On July 5, 1994, Jeff Bezos founded Amazon.com Inc. It was based in Seattle but its reach was worldwide. It started out as an online bookseller and eventually Amazon drove Borders Books into bankruptcy. It was a short life for Borders, which was portrayed as an evil predator to mom and pop bookstores, but Amazon would grow to become the real Death Star to brick and mortar retail stores. Amazon now sells just about everything online and it is even looking to deliver most of its products via drones.
On May 5, 1997 Amazon (AMZN) went public at $18 per share. A year later it split 2X1, and would split twice more, 3X1 in January 1999 and 2X1 in September of that same year. AMZN stock has not split since and this summer it has breached $1,000. Split adjusted, AMZN’s IPO price was $1.50. If you had invested $10,000 on the IPO date your investment would currently be worth $6,666,666.67 (see “Amazon explosion”).
Jeff Bezos is battling fellow Seattle resident, Bill Gates, for the title of world’s richest person. In 2015 AMZN surpassed Wal-Mart (WMT) as the world’s biggest retailer. The current P/E for WMT is 18.4. The current P/E for AMZN is an astounding 186! If WMT had the same P/E as AMZN, it would be trading at $810. The market obviously believes that AMZN will grow much faster than Walmart, and that it will eventually dwarf Apple (AAPL), which also has a P/E of 18.4. Therein lies the rub. The trend is your friend and the trend is definitely pointing upwards, but the P/E seems ridiculous.
The first thing you need to do when looking at establishing an options position is to look at is the skew. If the demand for out-of-the-money puts is greater than equidistant out-of-the-money calls, then it is positively skewed to the downside and negatively skewed to the upside. That is the way that options on most equities trade. The SPDR S&P 500 exchange- traded fund (SPY) August 240 puts have an implied volatility of 11.28%, and the SPY August 255 calls have an implied volatility of 6.57%. SPY moves down much faster than it moves up, according to the skew. The AMZN September 935 puts have an implied volatility of 22.74% while the September 1065 calls have an implied volatility of 21.74%. It is a normal distribution as opposed to the asymmetric distribution in SPY. Ratio spreads are therefore out of the question.

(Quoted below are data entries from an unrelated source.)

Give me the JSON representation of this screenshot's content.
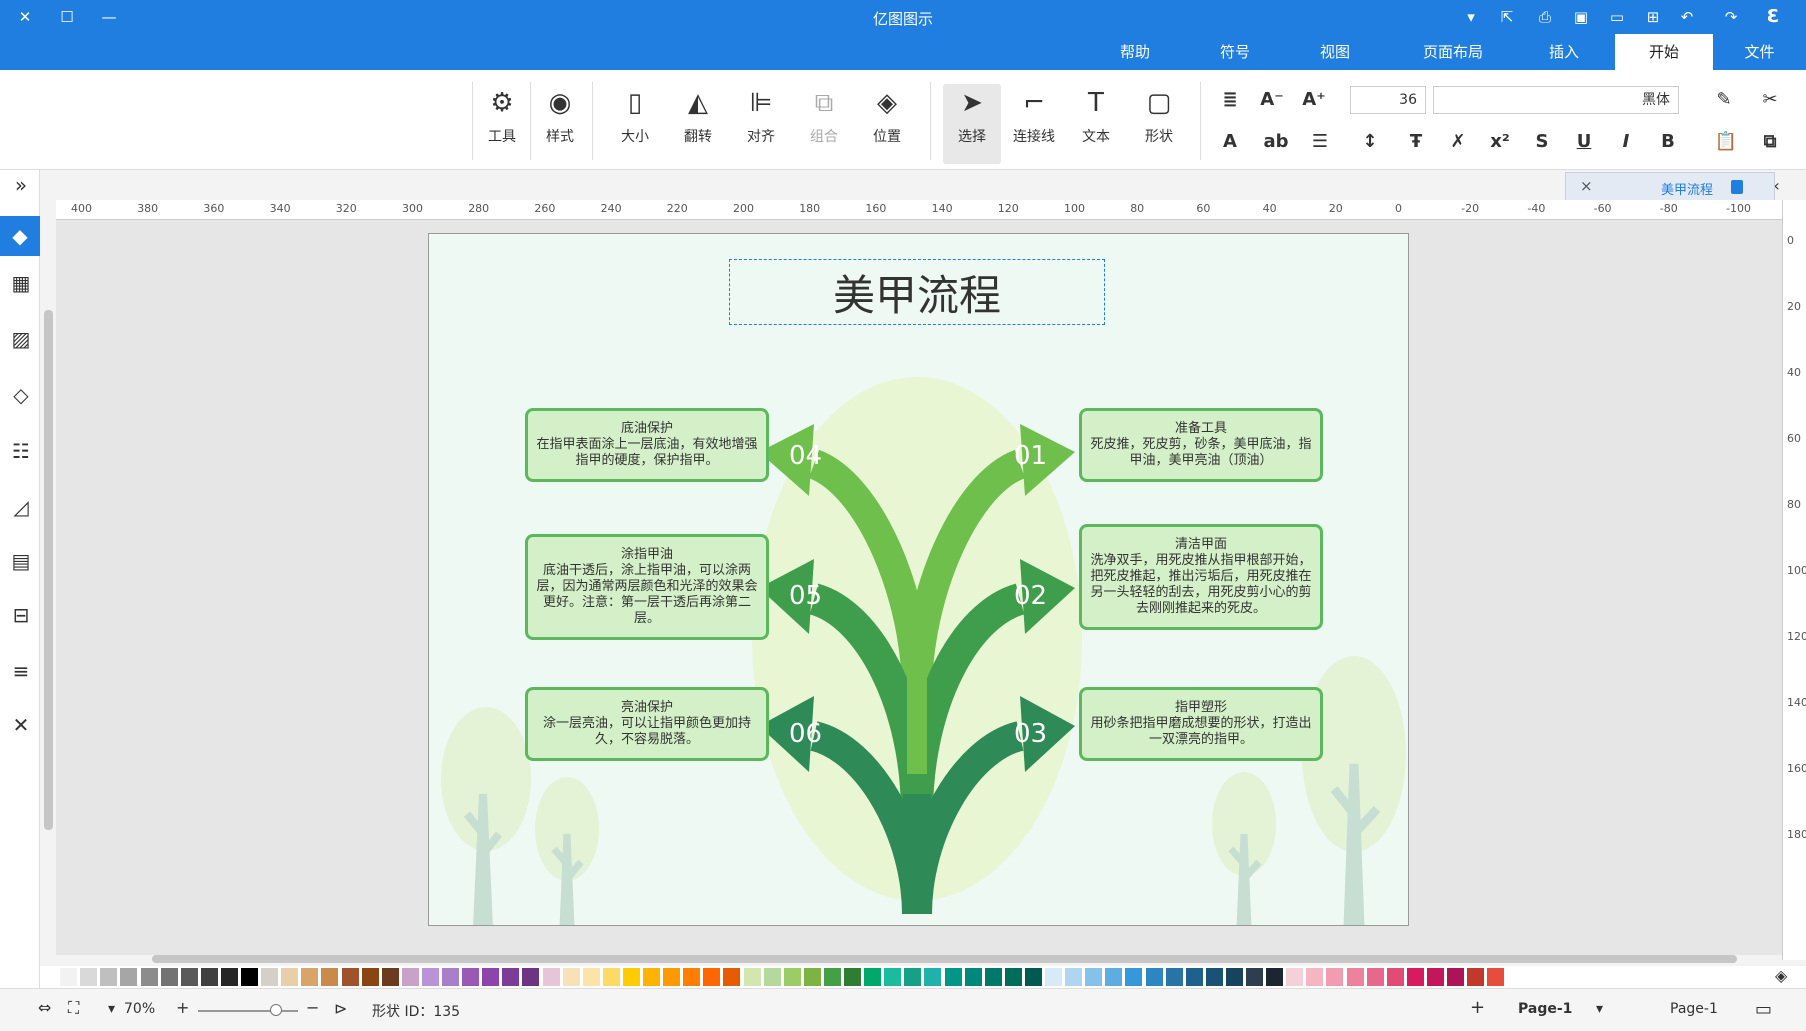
{
  "app": {
    "title": "亿图图示"
  },
  "title_controls": {
    "close": "✕",
    "maximize": "☐",
    "minimize": "—"
  },
  "ribbon": {
    "tabs": [
      "文件",
      "开始",
      "插入",
      "页面布局",
      "视图",
      "符号",
      "帮助"
    ],
    "active_tab": "开始"
  },
  "toolbar": {
    "tools": [
      "形状",
      "文本",
      "连接线",
      "选择",
      "位置",
      "组合",
      "对齐",
      "翻转",
      "大小",
      "样式",
      "工具"
    ],
    "selected_tool": "选择",
    "disabled_tool": "组合",
    "font_name": "黑体",
    "font_size": "36"
  },
  "document_tab": {
    "label": "美甲流程",
    "close": "×"
  },
  "ruler": {
    "h_ticks": [
      "-100",
      "-80",
      "-60",
      "-40",
      "-20",
      "0",
      "20",
      "40",
      "60",
      "80",
      "100",
      "120",
      "140",
      "160",
      "180",
      "200",
      "220",
      "240",
      "260",
      "280",
      "300",
      "320",
      "340",
      "360",
      "380",
      "400"
    ],
    "v_ticks": [
      "0",
      "20",
      "40",
      "60",
      "80",
      "100",
      "120",
      "140",
      "160",
      "180"
    ]
  },
  "diagram": {
    "title": "美甲流程",
    "steps": [
      {
        "number": "01",
        "heading": "准备工具",
        "body": "死皮推，死皮剪，砂条，美甲底油，指甲油，美甲亮油（顶油）"
      },
      {
        "number": "02",
        "heading": "清洁甲面",
        "body": "洗净双手，用死皮推从指甲根部开始，把死皮推起，推出污垢后，用死皮推在另一头轻轻的刮去，用死皮剪小心的剪去刚刚推起来的死皮。"
      },
      {
        "number": "03",
        "heading": "指甲塑形",
        "body": "用砂条把指甲磨成想要的形状，打造出一双漂亮的指甲。"
      },
      {
        "number": "04",
        "heading": "底油保护",
        "body": "在指甲表面涂上一层底油，有效地增强指甲的硬度，保护指甲。"
      },
      {
        "number": "05",
        "heading": "涂指甲油",
        "body": "底油干透后，涂上指甲油，可以涂两层，因为通常两层颜色和光泽的效果会更好。注意：第一层干透后再涂第二层。"
      },
      {
        "number": "06",
        "heading": "亮油保护",
        "body": "涂一层亮油，可以让指甲颜色更加持久，不容易脱落。"
      }
    ],
    "colors": {
      "light_arrow": "#6ebf4b",
      "mid_arrow": "#3f9e4c",
      "dark_arrow": "#2e8b57",
      "box_border": "#5cb85c",
      "box_fill": "#d4f0c8",
      "blob": "#e9f6d5",
      "tree": "#c7dfd2"
    }
  },
  "status": {
    "page_label": "Page-1",
    "page_tab": "Page-1",
    "shape_id": "形状 ID：135",
    "zoom": "70%"
  },
  "palette_colors": [
    "#ffffff",
    "#f2f2f2",
    "#d9d9d9",
    "#bfbfbf",
    "#a6a6a6",
    "#8c8c8c",
    "#737373",
    "#595959",
    "#404040",
    "#262626",
    "#000000",
    "#d4d0c8",
    "#e8cfa9",
    "#d9a46a",
    "#c98a4b",
    "#a0522d",
    "#8b4513",
    "#6b3a1f",
    "#c8a2c8",
    "#b993d6",
    "#a87fc9",
    "#9b59b6",
    "#8e44ad",
    "#7d3c98",
    "#6c3483",
    "#e8c4d8",
    "#f7e1b5",
    "#fce4a8",
    "#ffd966",
    "#ffcc00",
    "#ffb300",
    "#ff9900",
    "#ff8000",
    "#ff6600",
    "#e65c00",
    "#d0e8b0",
    "#b5d99c",
    "#9ccc65",
    "#7cb342",
    "#43a047",
    "#2e7d32",
    "#00a86b",
    "#1abc9c",
    "#16a085",
    "#20b2aa",
    "#009688",
    "#00897b",
    "#00796b",
    "#006d5b",
    "#005a4f",
    "#d6eaf8",
    "#aed6f1",
    "#85c1e9",
    "#5dade2",
    "#3498db",
    "#2e86c1",
    "#2874a6",
    "#1f618d",
    "#1a5276",
    "#154360",
    "#2c3e50",
    "#1b2631",
    "#f5d0d8",
    "#f4b6c2",
    "#f19cb0",
    "#ee829e",
    "#e8688c",
    "#e14b74",
    "#d81b60",
    "#c2185b",
    "#ad1457",
    "#c0392b",
    "#e74c3c"
  ]
}
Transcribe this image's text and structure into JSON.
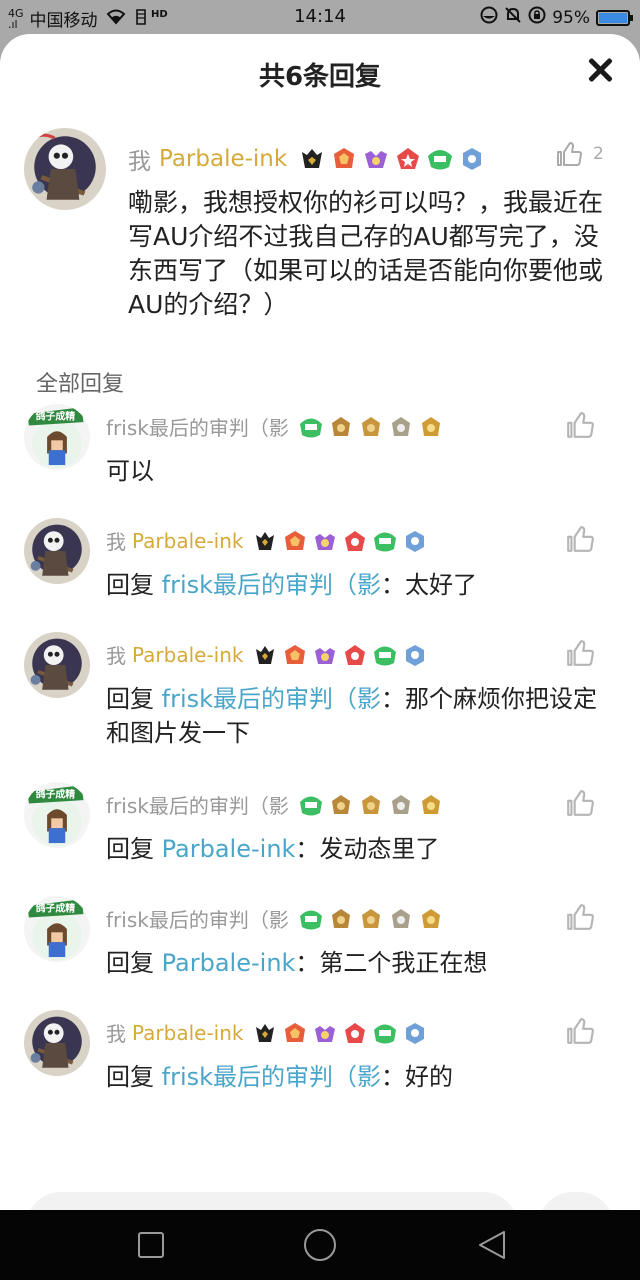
{
  "status_bar": {
    "carrier": "中国移动",
    "network": "HD",
    "time": "14:14",
    "battery": "95%",
    "battery_fraction": 0.95,
    "icons": [
      "signal-icon",
      "wifi-icon",
      "hd-icon",
      "eye-care-icon",
      "mute-icon",
      "lock-rotation-icon",
      "battery-icon"
    ]
  },
  "sheet": {
    "title": "共6条回复",
    "close_icon": "close-icon"
  },
  "main_comment": {
    "me_tag": "我",
    "username": "Parbale-ink",
    "like_count": "2",
    "text": "嘞影，我想授权你的衫可以吗？，我最近在写AU介绍不过我自己存的AU都写完了，没东西写了（如果可以的话是否能向你要他或AU的介绍？）"
  },
  "section_title": "全部回复",
  "replies": [
    {
      "author_me": "",
      "author": "frisk最后的审判（影",
      "prefix": "",
      "target": "",
      "text": "可以",
      "avatar": "frisk",
      "badge_set": "frisk"
    },
    {
      "author_me": "我",
      "author": "Parbale-ink",
      "prefix": "回复 ",
      "target": "frisk最后的审判（影",
      "text": "：太好了",
      "avatar": "parbale",
      "badge_set": "parbale"
    },
    {
      "author_me": "我",
      "author": "Parbale-ink",
      "prefix": "回复 ",
      "target": "frisk最后的审判（影",
      "text": "：那个麻烦你把设定和图片发一下",
      "avatar": "parbale",
      "badge_set": "parbale"
    },
    {
      "author_me": "",
      "author": "frisk最后的审判（影",
      "prefix": "回复 ",
      "target": "Parbale-ink",
      "text": "：发动态里了",
      "avatar": "frisk",
      "badge_set": "frisk"
    },
    {
      "author_me": "",
      "author": "frisk最后的审判（影",
      "prefix": "回复 ",
      "target": "Parbale-ink",
      "text": "：第二个我正在想",
      "avatar": "frisk",
      "badge_set": "frisk"
    },
    {
      "author_me": "我",
      "author": "Parbale-ink",
      "prefix": "回复 ",
      "target": "frisk最后的审判（影",
      "text": "：好的",
      "avatar": "parbale",
      "badge_set": "parbale"
    }
  ],
  "avatar_sticker": "鸽子成精",
  "colors": {
    "gold_name": "#d5aa3a",
    "link": "#4aa6c9",
    "gray": "#999999"
  }
}
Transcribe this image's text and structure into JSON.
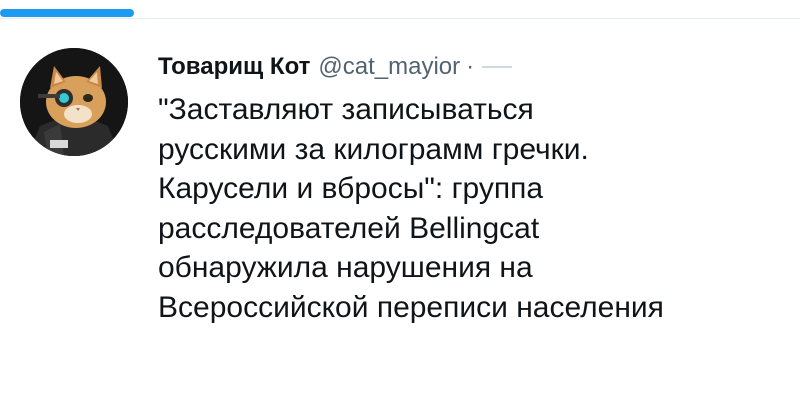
{
  "tweet": {
    "author": {
      "display_name": "Товарищ Кот",
      "handle": "@cat_mayior",
      "separator": "·",
      "avatar": "cat-with-cyborg-eyepiece-avatar"
    },
    "text": "\"Заставляют записываться\nрусскими за килограмм гречки.\nКарусели и вбросы\": группа\nрасследователей Bellingcat\nобнаружила нарушения на\nВсероссийской переписи населения"
  },
  "colors": {
    "accent": "#1d9bf0",
    "text": "#0f1419",
    "secondary_text": "#536471",
    "divider": "#e6ecf0"
  }
}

Here are two options scenarios to play on Amazon. Four weeks before the Sept. 1 weekly expiration AMZN closed at $988.90. The 1010 calls are trading at 12.10 and the 1015 calls are trading at 10.40. Going long five 1010-1015 vertical spreads at 1.70 would cost $850. That would be your max loss at $1,010 or lower on expiration. It currently gives you an equivalent share position of 25 long shares. Your max profit would be $1,650 at 1015 or higher at expiration. The 1020 calls are trading at 9.20. You can reduce your cost by selling the 1020-1015 call vertical at 1.20. You have a max profit of 1.20 ($600) at 1015 or lower and a max loss of 3.80 ($1,900) at 1020 or higher. The max profit, if you combine the two spreads, would be $2,250 at 1015, where the max value for both spreads begins. The most that you could lose would be $250 when AMZN trades below $1,010 or above $1,020 (see “Hitting the middle,” below). Before expiration as AMZN approaches $1,015 the spread would increase in value. It would be a marginal increase, expanding most during expiration week.
On the downside, you could buy five Sept. 22 weekly 960 puts at 18.10 and sell five Sept. 1 weekly 960 puts at 10.60 for a cost of $3,750. That is your max loss on the trade. The equivalent share position for this spread is short 25 shares. There is no exact profit for a time value spread like there is for a vertical spread. When the short side is expiring, you don’t know what the demand will be for the long side that has three weeks left. Currently the
Sept. 1 put has an implied volatility of 20.76%, while the Sept. 22 put is at 21.40%. The ideal spot at expiration is $960 since your short goes out worthless as your long gains in value as it approaches $960.
When AMZN moves in either direction adjustments should be made. When it moves up you could sell of your long puts and buy a cheaper put nearer to expiration. You could sell put vertical as well. Dynamic hedging gives you the greatest odds of success.